Warren also spelled out the stakes in a series of tweets, crediting activists for pushing the issue into the mainstream of national politics, then offering her plan: “Hit health care providers in their wallets,” she tweeted. “Make it unacceptable for providers to tolerate our high rates of moms dying—especially black moms.”
“We’ve done this in other areas of health care. Let’s do it here,” Warren added in a subsequent post. “If providers deliver quality care to black moms, they’ll make more. If they don’t, they’ll make less. Don’t just observe and debate racism in health care. Make providers pay until this crisis is fixed.”
Asked what she would do to address a “crisis that persists independent of education and income,” Warren – in an answer that lasted for more than four minutes and was repeatedly interrupted by cheers – said that “doctors and nurses don’t hear African American women’s medical issues the same way that they hear the same things from white women. We gotta change that and we gotta change it fast because people’s lives are at stake.”
Both Warren and the questioner pointed to the fact that those disproportionately high mortality rates transcended the economic status of the women in danger. The issue recently made headlines outside of medical and political spheres after tennis great Serena Williams went public with her own near-deadly experience in childbirth, saying both a doctor and nurse dismissed her concerns over potentially life-threatening blood clotting – conditions that were subsequently confirmed with a CT scan.
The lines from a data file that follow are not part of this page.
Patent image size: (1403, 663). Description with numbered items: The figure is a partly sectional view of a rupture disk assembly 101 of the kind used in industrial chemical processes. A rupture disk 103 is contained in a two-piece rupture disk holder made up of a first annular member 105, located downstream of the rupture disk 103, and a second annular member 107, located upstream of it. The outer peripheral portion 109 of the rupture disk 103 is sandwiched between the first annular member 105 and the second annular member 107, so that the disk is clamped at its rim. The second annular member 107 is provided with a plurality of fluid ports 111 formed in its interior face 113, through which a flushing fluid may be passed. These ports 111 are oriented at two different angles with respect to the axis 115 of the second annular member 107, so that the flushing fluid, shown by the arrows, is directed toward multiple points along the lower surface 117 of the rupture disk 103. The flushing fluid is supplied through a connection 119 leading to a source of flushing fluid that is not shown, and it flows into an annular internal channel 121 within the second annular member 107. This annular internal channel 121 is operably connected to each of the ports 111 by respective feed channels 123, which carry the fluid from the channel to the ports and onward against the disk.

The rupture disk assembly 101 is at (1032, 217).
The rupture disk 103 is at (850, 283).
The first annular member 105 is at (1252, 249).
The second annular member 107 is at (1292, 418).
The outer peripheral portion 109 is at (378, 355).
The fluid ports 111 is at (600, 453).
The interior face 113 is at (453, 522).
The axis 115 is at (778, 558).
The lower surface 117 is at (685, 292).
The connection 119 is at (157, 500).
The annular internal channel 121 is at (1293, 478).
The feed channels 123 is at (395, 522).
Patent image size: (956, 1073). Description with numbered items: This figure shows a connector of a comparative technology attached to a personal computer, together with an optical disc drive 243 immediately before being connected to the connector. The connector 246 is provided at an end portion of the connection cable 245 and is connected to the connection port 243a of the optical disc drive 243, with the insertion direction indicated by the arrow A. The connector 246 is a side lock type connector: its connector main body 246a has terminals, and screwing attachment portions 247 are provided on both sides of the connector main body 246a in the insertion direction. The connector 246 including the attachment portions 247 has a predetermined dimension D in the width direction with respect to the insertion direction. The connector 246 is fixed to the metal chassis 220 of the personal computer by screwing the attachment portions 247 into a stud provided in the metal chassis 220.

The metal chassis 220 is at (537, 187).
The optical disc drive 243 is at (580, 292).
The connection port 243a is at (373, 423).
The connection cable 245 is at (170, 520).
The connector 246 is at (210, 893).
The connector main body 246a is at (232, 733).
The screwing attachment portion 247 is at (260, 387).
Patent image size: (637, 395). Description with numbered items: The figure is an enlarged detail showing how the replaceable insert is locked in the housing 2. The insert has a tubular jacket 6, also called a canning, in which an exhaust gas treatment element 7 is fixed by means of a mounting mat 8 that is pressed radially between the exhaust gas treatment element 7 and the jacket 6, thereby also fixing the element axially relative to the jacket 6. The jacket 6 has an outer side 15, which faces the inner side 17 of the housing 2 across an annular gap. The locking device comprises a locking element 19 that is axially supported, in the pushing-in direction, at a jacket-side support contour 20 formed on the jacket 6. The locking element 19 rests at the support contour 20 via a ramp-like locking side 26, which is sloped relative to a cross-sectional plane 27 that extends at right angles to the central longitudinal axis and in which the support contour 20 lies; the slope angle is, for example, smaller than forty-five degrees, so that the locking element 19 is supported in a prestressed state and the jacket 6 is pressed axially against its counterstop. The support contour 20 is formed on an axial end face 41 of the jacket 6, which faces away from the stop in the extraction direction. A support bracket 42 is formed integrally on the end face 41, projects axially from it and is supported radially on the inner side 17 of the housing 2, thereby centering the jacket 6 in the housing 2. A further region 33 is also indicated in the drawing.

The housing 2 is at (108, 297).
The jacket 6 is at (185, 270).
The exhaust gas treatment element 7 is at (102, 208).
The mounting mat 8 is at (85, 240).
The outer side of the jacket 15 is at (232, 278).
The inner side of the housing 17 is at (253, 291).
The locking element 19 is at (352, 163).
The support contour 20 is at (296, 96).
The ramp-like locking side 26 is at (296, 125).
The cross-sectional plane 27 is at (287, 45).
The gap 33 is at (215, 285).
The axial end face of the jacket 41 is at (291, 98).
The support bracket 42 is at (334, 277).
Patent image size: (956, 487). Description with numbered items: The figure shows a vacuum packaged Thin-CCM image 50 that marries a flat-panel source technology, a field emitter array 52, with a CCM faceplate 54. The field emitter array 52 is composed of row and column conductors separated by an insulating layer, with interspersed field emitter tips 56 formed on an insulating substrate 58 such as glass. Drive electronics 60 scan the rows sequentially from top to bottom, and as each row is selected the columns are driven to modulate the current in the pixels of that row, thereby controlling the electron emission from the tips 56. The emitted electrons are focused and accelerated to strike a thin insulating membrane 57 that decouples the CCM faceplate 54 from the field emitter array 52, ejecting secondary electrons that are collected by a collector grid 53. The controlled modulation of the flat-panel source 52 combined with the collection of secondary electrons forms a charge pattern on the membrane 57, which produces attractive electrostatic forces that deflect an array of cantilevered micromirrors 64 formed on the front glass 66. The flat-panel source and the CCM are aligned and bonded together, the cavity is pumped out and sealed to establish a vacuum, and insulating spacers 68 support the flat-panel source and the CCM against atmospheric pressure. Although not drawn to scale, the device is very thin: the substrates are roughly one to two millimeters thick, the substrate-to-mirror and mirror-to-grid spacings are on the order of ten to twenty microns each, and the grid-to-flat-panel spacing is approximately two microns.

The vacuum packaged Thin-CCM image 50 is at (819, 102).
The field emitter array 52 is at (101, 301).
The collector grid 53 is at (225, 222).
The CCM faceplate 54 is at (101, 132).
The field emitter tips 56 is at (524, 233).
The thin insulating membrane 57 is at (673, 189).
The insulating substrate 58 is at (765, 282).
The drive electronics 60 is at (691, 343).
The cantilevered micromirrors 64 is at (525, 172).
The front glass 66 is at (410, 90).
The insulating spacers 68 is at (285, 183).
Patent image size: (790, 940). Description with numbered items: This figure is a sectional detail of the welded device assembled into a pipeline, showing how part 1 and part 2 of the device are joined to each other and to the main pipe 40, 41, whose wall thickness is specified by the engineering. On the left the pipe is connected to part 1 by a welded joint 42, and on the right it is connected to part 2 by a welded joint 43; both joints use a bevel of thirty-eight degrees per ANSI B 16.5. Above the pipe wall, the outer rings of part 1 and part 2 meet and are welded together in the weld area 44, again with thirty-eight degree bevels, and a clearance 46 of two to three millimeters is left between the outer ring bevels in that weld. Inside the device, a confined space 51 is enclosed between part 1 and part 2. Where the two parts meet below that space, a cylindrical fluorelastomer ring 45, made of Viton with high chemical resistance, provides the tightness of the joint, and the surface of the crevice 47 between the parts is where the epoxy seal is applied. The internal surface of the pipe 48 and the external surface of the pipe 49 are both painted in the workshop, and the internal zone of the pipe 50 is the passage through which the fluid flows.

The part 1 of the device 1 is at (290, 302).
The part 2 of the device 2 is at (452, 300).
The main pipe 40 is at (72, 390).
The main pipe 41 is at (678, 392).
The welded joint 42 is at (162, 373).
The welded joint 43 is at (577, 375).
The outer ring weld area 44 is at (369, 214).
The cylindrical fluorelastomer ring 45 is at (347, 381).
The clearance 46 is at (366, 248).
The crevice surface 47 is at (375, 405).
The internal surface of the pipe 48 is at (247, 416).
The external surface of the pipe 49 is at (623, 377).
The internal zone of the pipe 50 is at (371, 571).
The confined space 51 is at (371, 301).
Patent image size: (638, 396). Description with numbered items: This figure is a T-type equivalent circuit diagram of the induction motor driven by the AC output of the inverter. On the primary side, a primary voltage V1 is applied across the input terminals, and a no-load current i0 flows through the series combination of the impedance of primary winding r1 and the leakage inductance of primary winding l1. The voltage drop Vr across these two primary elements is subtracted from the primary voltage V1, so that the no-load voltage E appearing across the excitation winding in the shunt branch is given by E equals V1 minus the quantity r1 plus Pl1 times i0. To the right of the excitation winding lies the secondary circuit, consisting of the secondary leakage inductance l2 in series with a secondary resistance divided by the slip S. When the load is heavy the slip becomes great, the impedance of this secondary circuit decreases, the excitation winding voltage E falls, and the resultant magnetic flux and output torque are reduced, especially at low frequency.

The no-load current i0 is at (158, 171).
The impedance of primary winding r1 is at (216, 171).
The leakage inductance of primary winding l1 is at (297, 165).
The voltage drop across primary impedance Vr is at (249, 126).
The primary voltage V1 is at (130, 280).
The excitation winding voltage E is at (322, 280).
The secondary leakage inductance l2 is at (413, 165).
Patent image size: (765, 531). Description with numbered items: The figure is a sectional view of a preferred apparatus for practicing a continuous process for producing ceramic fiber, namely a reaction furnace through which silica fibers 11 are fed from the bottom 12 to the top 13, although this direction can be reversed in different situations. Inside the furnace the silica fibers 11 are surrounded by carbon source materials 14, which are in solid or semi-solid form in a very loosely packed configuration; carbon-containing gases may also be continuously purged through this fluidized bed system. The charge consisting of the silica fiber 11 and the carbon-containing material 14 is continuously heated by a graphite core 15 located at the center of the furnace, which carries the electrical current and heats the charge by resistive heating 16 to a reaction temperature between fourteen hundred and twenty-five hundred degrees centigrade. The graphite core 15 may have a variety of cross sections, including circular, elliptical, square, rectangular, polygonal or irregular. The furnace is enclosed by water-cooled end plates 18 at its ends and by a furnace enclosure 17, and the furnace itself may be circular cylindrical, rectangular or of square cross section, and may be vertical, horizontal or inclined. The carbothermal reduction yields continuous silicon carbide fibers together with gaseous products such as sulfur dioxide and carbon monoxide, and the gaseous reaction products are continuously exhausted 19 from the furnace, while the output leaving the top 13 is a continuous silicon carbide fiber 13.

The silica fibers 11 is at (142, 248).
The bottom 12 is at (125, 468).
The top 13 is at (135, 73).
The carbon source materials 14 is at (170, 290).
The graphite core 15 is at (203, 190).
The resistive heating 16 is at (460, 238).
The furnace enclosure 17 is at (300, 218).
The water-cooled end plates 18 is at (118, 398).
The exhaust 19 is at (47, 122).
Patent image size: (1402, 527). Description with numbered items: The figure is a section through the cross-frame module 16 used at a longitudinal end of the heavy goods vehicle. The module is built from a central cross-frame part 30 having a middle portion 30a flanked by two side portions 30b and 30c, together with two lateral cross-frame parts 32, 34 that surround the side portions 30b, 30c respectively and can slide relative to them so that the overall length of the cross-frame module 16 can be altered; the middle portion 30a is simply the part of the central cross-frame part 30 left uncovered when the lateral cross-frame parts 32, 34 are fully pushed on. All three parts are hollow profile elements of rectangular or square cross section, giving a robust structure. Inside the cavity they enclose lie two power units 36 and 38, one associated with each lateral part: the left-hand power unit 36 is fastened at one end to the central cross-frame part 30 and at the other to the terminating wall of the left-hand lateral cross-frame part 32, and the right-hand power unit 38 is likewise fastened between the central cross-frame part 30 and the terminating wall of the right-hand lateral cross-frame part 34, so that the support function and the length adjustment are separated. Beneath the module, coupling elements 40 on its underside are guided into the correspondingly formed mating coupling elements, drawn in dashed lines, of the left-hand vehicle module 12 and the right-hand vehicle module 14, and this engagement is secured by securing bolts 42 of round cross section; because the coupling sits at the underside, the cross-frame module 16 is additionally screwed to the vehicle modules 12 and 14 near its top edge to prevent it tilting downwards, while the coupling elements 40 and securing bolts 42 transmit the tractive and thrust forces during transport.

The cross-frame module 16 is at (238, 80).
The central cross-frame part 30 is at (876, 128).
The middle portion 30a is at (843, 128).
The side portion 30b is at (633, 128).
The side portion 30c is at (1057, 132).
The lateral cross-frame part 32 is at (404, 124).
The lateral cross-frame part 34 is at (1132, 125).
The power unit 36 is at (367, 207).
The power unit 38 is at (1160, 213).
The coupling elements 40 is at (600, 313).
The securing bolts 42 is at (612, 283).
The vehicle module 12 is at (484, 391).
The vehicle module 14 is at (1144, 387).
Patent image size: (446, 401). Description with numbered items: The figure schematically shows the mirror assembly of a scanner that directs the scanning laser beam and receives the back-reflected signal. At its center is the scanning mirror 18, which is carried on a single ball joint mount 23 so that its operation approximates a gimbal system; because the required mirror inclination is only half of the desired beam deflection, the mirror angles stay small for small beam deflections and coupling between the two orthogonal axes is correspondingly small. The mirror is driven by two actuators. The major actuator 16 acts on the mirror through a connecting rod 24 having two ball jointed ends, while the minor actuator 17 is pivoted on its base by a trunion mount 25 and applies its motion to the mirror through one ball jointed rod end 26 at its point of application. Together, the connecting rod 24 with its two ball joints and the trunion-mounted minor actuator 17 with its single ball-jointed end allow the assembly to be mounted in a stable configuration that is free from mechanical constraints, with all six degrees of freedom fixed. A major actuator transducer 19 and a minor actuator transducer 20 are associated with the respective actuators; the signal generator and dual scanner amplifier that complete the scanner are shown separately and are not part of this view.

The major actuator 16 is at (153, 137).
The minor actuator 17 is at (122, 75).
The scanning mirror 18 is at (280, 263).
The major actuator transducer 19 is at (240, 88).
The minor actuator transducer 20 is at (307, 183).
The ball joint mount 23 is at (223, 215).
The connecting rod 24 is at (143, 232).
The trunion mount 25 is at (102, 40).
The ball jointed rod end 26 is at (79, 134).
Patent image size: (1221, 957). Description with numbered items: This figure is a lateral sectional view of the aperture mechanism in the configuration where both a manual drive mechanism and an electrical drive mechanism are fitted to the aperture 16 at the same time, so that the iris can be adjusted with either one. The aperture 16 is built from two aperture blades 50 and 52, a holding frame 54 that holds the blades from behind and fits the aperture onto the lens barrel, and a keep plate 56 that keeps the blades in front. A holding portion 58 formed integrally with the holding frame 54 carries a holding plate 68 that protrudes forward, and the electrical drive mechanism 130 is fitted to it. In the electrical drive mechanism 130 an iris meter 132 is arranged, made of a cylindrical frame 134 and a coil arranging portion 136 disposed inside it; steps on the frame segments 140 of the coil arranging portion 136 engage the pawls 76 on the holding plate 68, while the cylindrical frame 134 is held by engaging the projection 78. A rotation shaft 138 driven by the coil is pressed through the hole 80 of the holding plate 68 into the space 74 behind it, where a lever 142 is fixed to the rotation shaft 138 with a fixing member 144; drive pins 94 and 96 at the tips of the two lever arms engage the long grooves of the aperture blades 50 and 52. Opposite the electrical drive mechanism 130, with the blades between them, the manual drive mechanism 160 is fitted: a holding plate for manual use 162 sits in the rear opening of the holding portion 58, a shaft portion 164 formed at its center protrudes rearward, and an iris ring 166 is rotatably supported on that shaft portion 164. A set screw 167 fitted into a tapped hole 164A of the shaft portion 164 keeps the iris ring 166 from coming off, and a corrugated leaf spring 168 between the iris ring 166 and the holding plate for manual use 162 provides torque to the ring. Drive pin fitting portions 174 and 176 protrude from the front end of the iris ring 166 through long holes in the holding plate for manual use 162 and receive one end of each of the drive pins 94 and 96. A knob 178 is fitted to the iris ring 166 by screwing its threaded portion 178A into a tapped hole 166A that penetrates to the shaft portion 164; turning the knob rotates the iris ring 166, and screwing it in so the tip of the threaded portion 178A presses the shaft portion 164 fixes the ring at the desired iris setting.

“I was like, listen to Dr. Williams!,” she recalled in an interview with Vogue magazine. The story, and the fact that even one of the most famous women and athletes on the planet endured it, put the spotlight on an issue advocates have been agonizing over for years.
Warren put her own stamp on it, making clear what she believes is at the root of the problem.
“Even after we do the adjustments for income, for education this (problem) is true across the board,” she said. “This is true for well-educated African American women for wealthy African American women, and the best studies that I’ve seen put it down to just one thing: prejudice.”